Mit Schreiben vom 06.09.2002 beantragte der Kläger einen Teilerlass der Nachzahlungszinsen für die Jahre 1991 bis 1994 aus sachlichen Billigkeitsgründen. Zur Begründung führte er aus, dass er angesichts der ab 01.08.1991 durchgeführten Veranlagungen zur unbeschränkten Steuerpflicht in Österreich keine Liquiditäts- oder Zinsvorteile erzielt habe. Die Höhe der zu erlassenden Zinsen ermittelte er im Rahmen einer fiktiven Zinsberechnung auf die in Österreich gezahlten Einkommensteuern für die Jahre 1991 bis 1994, soweit diese auf die Einkünfte aus Kapitalvermögen entfallen waren. Mit Bescheid vom 06.11.2002 lehnte der Beklagte den begehrten Teilerlass ab. Zur Begründung verwies er darauf, dass es nicht darauf ankomme, ob der Kläger durch die Berichtigung der Steuerbescheide für 1991 bis 1994 in Deutschland und Österreich tatsächlich keine Zinsvorteile erlangt habe. Maßgebend sei allein, dass die getroffene tatsächliche Verständigung die Änderung der streitigen Einkommensteuerbescheide ausgelöst habe und dementsprechend die tatbestandsmäßigen Voraussetzungen für die Festsetzung von Nachzahlungszinsen erfüllt seien.

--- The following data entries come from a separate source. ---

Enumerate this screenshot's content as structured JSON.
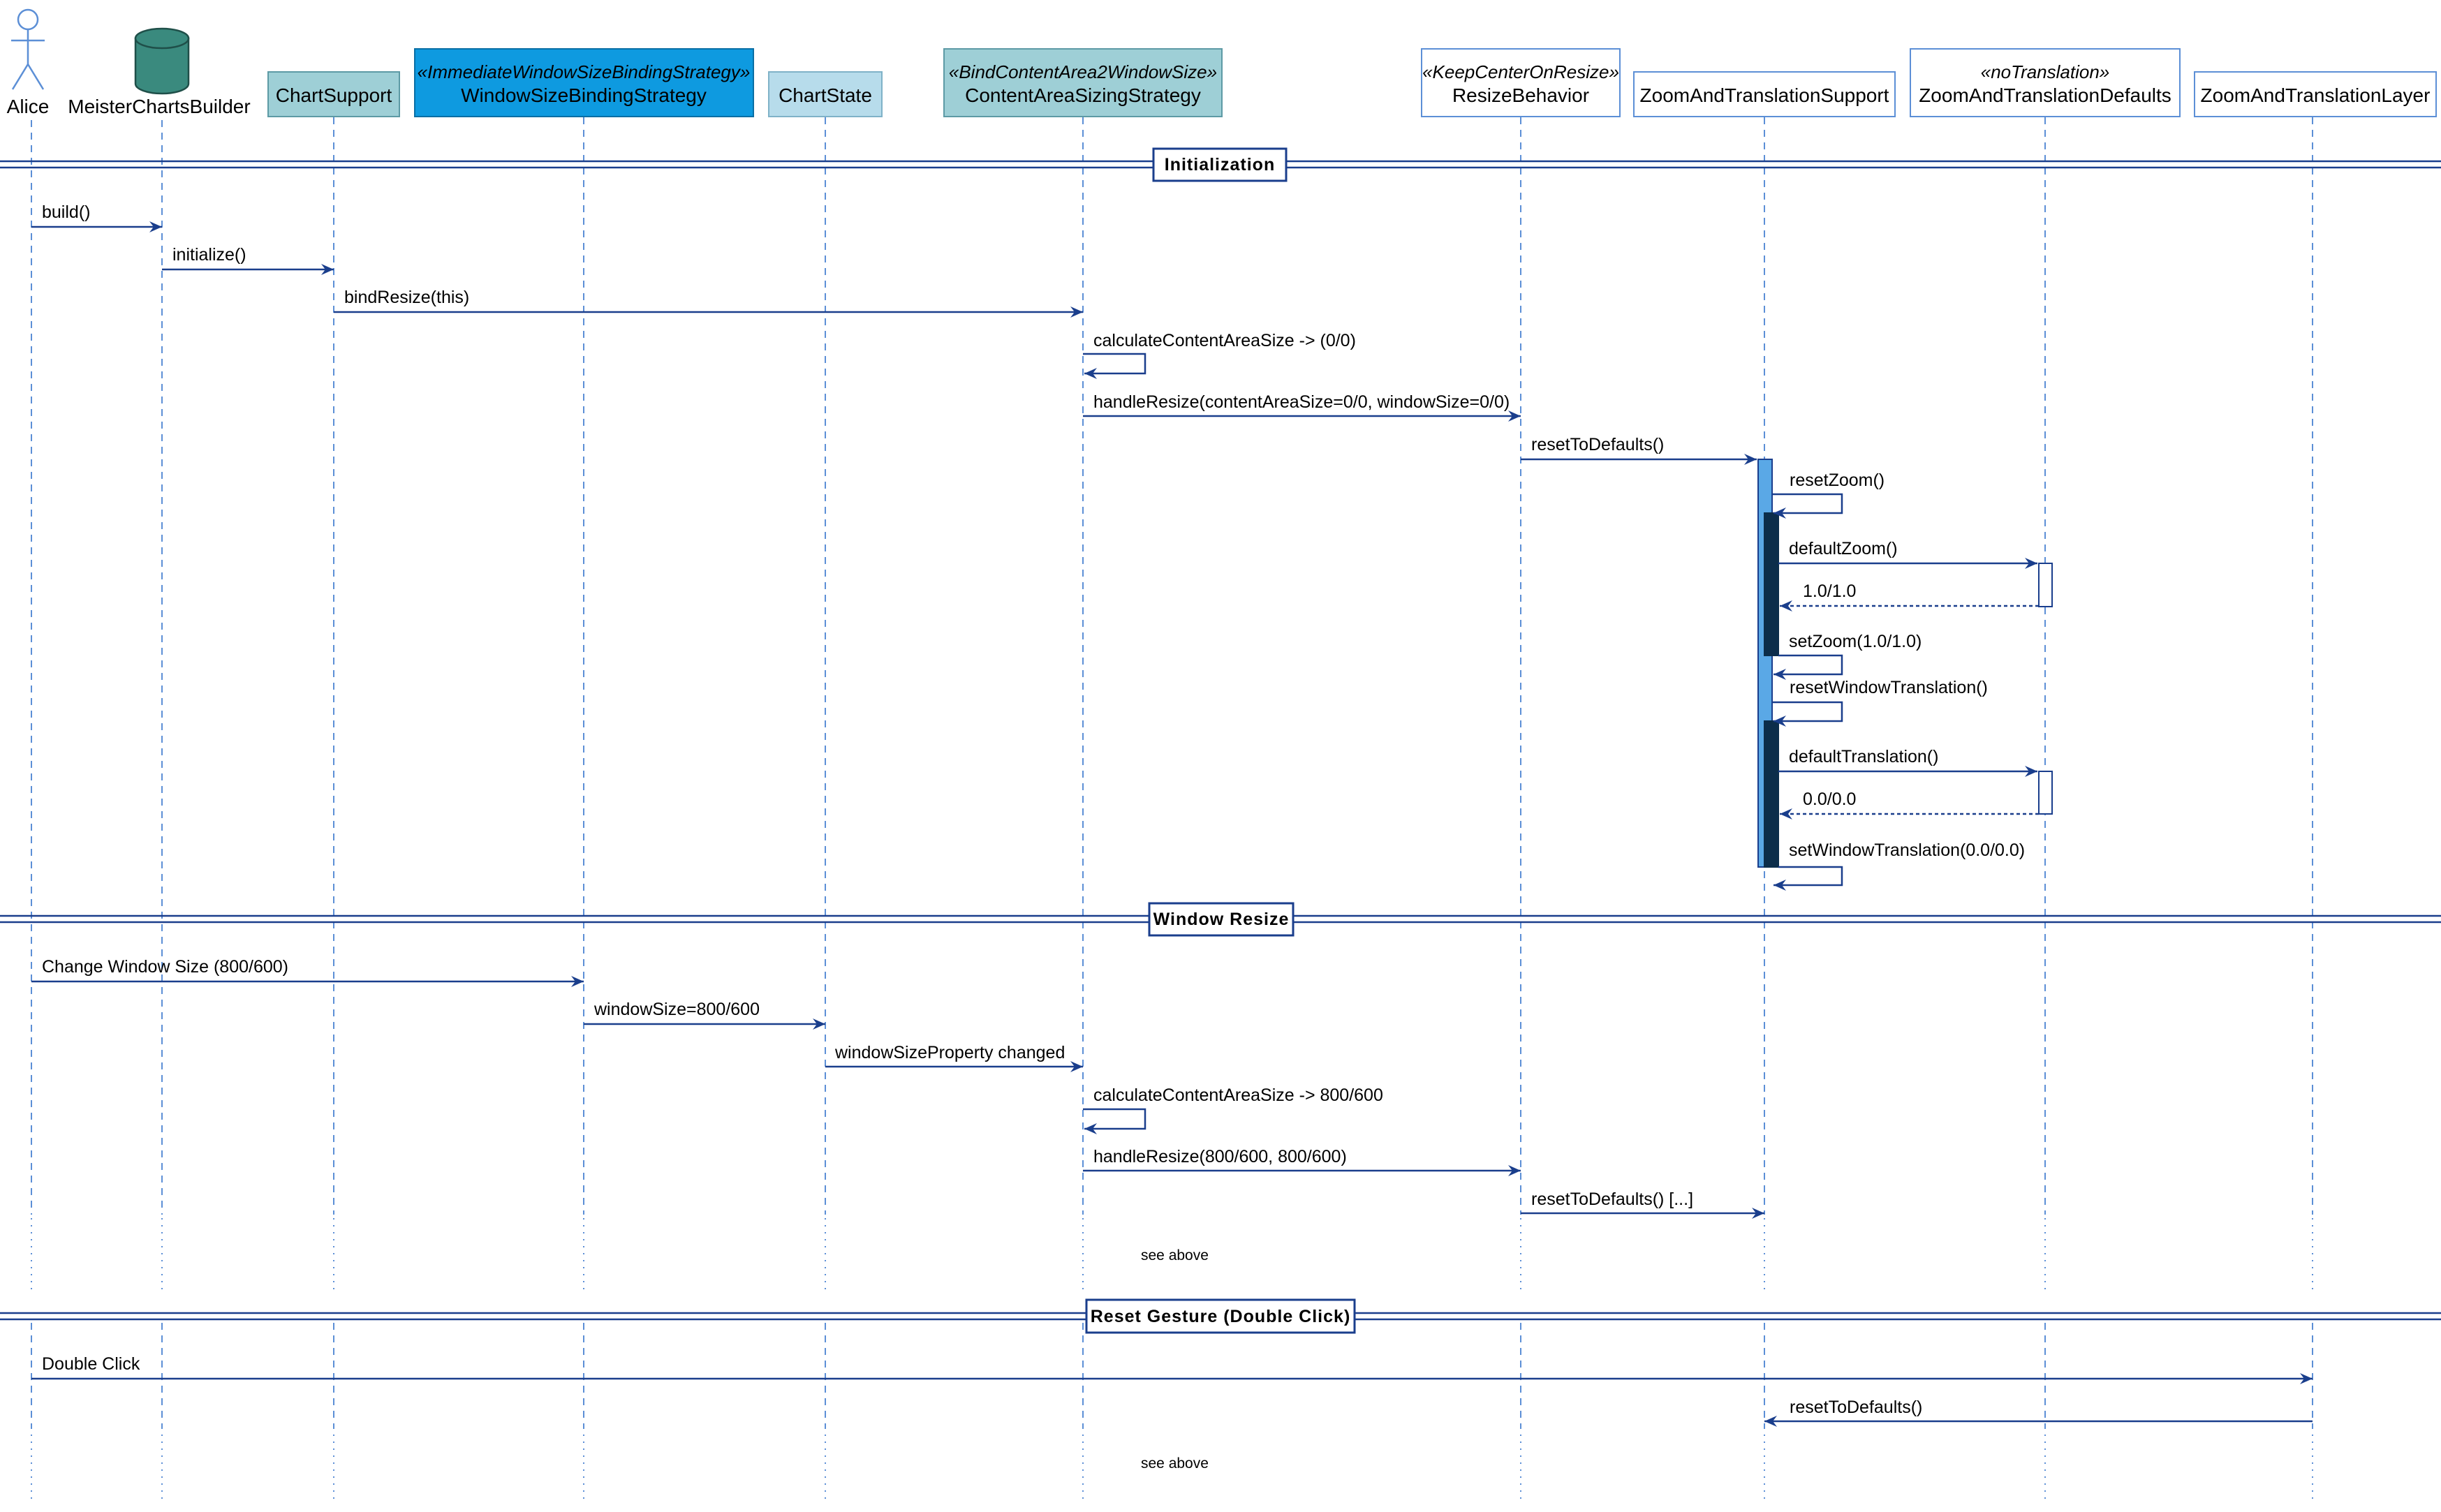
{
  "participants": [
    {
      "id": "alice",
      "name": "Alice",
      "stereotype": ""
    },
    {
      "id": "builder",
      "name": "MeisterChartsBuilder",
      "stereotype": ""
    },
    {
      "id": "chartsupport",
      "name": "ChartSupport",
      "stereotype": ""
    },
    {
      "id": "wsbs",
      "name": "WindowSizeBindingStrategy",
      "stereotype": "«ImmediateWindowSizeBindingStrategy»"
    },
    {
      "id": "chartstate",
      "name": "ChartState",
      "stereotype": ""
    },
    {
      "id": "cass",
      "name": "ContentAreaSizingStrategy",
      "stereotype": "«BindContentArea2WindowSize»"
    },
    {
      "id": "resize",
      "name": "ResizeBehavior",
      "stereotype": "«KeepCenterOnResize»"
    },
    {
      "id": "zts",
      "name": "ZoomAndTranslationSupport",
      "stereotype": ""
    },
    {
      "id": "ztd",
      "name": "ZoomAndTranslationDefaults",
      "stereotype": "«noTranslation»"
    },
    {
      "id": "ztl",
      "name": "ZoomAndTranslationLayer",
      "stereotype": ""
    }
  ],
  "colors": {
    "chartsupport_fill": "#9ecfd6",
    "wsbs_fill": "#0e9ae0",
    "chartstate_fill": "#b7dceb",
    "cass_fill": "#9ecfd6",
    "database_fill": "#3a8a7e",
    "arrow": "#1a3e8c",
    "lifeline": "#5c8fd6",
    "activation_outer": "#5aa8e6",
    "activation_inner": "#0c2d4a"
  },
  "sections": {
    "initialization": "Initialization",
    "window_resize": "Window Resize",
    "reset_gesture": "Reset Gesture (Double Click)"
  },
  "messages": {
    "build": "build()",
    "initialize": "initialize()",
    "bind_resize": "bindResize(this)",
    "calc_content_1": "calculateContentAreaSize -> (0/0)",
    "handle_resize_1": "handleResize(contentAreaSize=0/0, windowSize=0/0)",
    "reset_defaults_1": "resetToDefaults()",
    "reset_zoom": "resetZoom()",
    "default_zoom": "defaultZoom()",
    "zoom_return": "1.0/1.0",
    "set_zoom": "setZoom(1.0/1.0)",
    "reset_window_translation": "resetWindowTranslation()",
    "default_translation": "defaultTranslation()",
    "translation_return": "0.0/0.0",
    "set_window_translation": "setWindowTranslation(0.0/0.0)",
    "change_window_size": "Change Window Size (800/600)",
    "window_size": "windowSize=800/600",
    "property_changed": "windowSizeProperty changed",
    "calc_content_2": "calculateContentAreaSize -> 800/600",
    "handle_resize_2": "handleResize(800/600, 800/600)",
    "reset_defaults_2": "resetToDefaults() [...]",
    "double_click": "Double Click",
    "reset_defaults_3": "resetToDefaults()"
  },
  "notes": {
    "see_above_1": "see above",
    "see_above_2": "see above"
  }
}
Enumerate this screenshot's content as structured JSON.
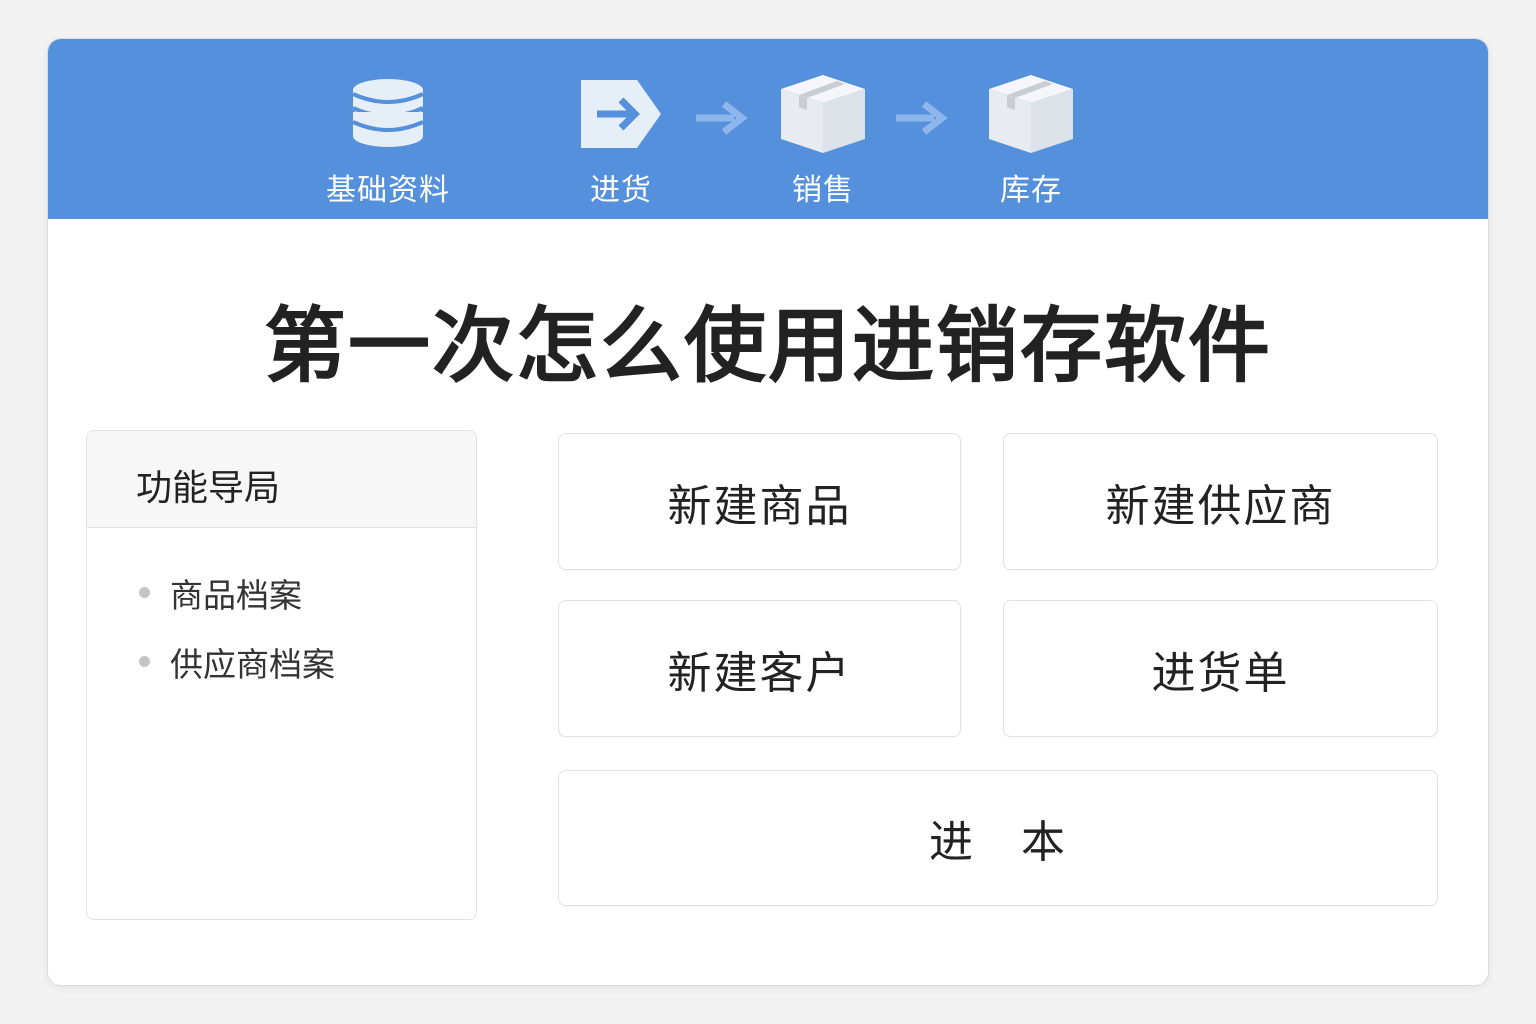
{
  "header": {
    "steps": [
      {
        "label": "基础资料",
        "icon": "database-icon"
      },
      {
        "label": "进货",
        "icon": "arrow-in-icon"
      },
      {
        "label": "销售",
        "icon": "box-icon"
      },
      {
        "label": "库存",
        "icon": "box-icon"
      }
    ],
    "color": "#5590dc"
  },
  "title": "第一次怎么使用进销存软件",
  "sidebar": {
    "title": "功能导局",
    "items": [
      {
        "label": "商品档案"
      },
      {
        "label": "供应商档案"
      }
    ]
  },
  "actions": [
    {
      "label": "新建商品"
    },
    {
      "label": "新建供应商"
    },
    {
      "label": "新建客户"
    },
    {
      "label": "进货单"
    },
    {
      "label": "进　本"
    }
  ]
}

Hiergegen wendete sich der Kläger mit dem Einspruch vom 13.01.2003. Die streitigen Nachzahlungszinsen seien in Höhe eines Teilbetrages von … zu erlassen. Die Erhebung von Nachzahlungszinsen laufe insoweit dem Gesetzeszweck des § 233a AO zuwider; denn in dieser Höhe habe er, der Kläger, während der Zinslaufzeit keine Liquiditäts- oder Zinsvorteile genossen. Für die Jahre 1991 bis 1994 sei er sowohl in der Bundesrepublik Deutschland als auch in Österreich zur unbeschränkten Steuerpflicht veranlagt worden. Die Rückabwicklung der Steuerjahre 1991 bis 1994 in Österreich werde zur Zeit betrieben. Diese Rückabwicklung werde jedoch nicht zur Vereinnahmung von Erstattungszinsen führen, da in Österreich die Vollverzinsung erst mit dem Veranlagungszeitraum 2001 eingeführt worden sei. Der Wechsel von der unbeschränkten zur beschränkten Steuerpflicht in Österreich habe zur Folge, dass die Einkünfte aus Kapitalvermögen, soweit diese nicht der sog. Zinsendbesteuerung in Österreich unterlegen hätten, aus der österreichischen Einkommensbesteuerung entfielen. Damit seien Nachzahlungszinsen in Höhe der fik...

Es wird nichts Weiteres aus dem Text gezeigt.